The proposed changes were mandated by the California Legislature in AB-97, with a January 1, 2010 deadline for final adoption. Attorneys representing either project proponents or opponents will find much to ponder in these changes, which leave no doubt as to their magnitude:

A lead agency may consider the following when assessing the significance of impacts from greenhouse gas emissions on the environment:
(1) The extent to which the project may increase or reduce greenhouse gas emissions as compared to the existing environmental setting.
(2) Whether the project emissions exceed a threshold of significance that the lead agency determines applies to the project.
(3) The extent to which the project complies with regulations or requirements adopted to implement a statewide, regional, or local plan for the reduction or mitigation of greenhouse gas emissions. Such regulations or requirements must be adopted by the relevant public agency through a public review process and must include specific requirements that reduce or mitigate the project’s incremental contribution of greenhouse gas emissions. If there is substantial evidence that the possible effects of a particular project are still cumulatively considerable notwithstanding compliance with the adopted regulations or requirements, an EIR must be prepared for the project.

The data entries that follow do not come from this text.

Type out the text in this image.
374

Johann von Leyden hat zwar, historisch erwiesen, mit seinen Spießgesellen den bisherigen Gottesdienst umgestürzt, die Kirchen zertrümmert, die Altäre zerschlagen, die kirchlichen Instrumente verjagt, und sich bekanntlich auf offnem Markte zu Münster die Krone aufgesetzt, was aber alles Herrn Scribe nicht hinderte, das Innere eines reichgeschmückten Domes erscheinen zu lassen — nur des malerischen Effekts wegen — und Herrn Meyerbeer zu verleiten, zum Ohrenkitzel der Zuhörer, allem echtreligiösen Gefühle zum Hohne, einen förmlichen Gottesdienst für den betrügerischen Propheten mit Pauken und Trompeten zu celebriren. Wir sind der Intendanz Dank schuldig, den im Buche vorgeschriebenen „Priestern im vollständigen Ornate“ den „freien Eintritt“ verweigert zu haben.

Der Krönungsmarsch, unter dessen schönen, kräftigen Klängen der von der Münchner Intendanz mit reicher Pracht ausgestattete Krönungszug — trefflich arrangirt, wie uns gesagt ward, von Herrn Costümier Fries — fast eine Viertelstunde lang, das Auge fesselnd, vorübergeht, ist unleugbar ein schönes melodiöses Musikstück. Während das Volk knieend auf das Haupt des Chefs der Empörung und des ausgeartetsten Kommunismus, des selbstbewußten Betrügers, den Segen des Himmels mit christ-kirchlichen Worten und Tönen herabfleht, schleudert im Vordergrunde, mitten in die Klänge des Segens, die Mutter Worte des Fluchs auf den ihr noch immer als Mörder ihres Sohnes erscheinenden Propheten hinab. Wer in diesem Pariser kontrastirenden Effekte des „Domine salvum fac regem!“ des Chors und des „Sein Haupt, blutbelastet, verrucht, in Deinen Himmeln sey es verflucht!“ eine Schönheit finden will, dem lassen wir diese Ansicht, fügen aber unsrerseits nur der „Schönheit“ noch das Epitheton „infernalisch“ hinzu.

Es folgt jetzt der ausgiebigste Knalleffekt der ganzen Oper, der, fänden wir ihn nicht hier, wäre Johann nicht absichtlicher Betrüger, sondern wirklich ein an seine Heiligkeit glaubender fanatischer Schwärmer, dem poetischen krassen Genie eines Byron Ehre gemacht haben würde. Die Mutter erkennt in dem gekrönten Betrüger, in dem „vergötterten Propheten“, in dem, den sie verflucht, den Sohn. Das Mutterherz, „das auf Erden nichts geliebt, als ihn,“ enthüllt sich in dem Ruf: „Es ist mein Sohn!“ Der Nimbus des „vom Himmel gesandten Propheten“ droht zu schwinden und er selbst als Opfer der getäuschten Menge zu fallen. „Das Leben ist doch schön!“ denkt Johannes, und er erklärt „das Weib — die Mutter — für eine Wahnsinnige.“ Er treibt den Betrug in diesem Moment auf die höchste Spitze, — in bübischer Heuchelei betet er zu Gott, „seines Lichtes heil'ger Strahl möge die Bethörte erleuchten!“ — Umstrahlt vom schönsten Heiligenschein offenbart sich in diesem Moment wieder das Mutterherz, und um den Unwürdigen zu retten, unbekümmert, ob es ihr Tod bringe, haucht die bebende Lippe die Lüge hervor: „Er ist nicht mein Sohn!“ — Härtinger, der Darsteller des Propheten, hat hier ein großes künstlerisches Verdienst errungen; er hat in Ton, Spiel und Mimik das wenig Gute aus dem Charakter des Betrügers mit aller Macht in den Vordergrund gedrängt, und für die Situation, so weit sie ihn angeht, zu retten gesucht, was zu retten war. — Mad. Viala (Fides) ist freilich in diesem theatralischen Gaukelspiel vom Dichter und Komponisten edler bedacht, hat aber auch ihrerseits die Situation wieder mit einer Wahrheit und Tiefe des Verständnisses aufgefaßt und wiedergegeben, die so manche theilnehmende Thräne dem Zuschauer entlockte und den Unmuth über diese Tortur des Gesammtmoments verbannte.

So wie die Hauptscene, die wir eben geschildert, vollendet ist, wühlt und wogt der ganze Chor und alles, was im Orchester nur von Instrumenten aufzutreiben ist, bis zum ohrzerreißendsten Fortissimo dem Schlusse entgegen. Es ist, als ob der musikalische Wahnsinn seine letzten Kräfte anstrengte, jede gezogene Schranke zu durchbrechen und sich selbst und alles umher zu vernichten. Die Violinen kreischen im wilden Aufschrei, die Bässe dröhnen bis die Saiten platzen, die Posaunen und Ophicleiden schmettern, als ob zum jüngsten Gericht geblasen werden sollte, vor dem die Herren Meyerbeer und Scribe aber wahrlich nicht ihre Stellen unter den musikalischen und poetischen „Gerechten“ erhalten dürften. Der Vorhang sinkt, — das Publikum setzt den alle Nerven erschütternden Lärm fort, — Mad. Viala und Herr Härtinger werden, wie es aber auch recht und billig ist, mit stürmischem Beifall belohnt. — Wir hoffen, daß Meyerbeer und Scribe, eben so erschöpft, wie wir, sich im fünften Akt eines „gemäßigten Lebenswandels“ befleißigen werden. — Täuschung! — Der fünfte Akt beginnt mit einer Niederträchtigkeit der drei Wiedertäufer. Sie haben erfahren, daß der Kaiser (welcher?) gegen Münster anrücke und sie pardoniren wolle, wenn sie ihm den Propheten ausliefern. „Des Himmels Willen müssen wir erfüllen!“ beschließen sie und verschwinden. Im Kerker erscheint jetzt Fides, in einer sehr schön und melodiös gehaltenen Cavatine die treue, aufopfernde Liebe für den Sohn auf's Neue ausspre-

Areas that promise to be both the most difficult to work through during project development and to have the most potential for litigation, include section 15130 – evaluating greenhouse gas emissions in the context of cumulative effects; and section 15126.4 – mitigation. For example, the mitigation section is admirably explicit, but potential for disagreement certainly exists in interpreting whether proposed off-site mitigation measures meet the standard “of a reasonable plan of mitigation.”

There is an express link between these CEQA provisions and California’s landmark AB-32 climate change regulations, providing that any CEQA analysis should evaluate “the extent to which the project could help or hinder attainment of the state’s goals of reducing greenhouse gas emissions to 1990 levels by the year 2020 as stated in the Global Warming Solutions Act of 2006.”

These far-reaching changes to CEQA will also be watched closely by attorneys with federal NEPA projects, as California is ahead of the federal government in promulgating guidance on folding climate change into existing environmental statutes.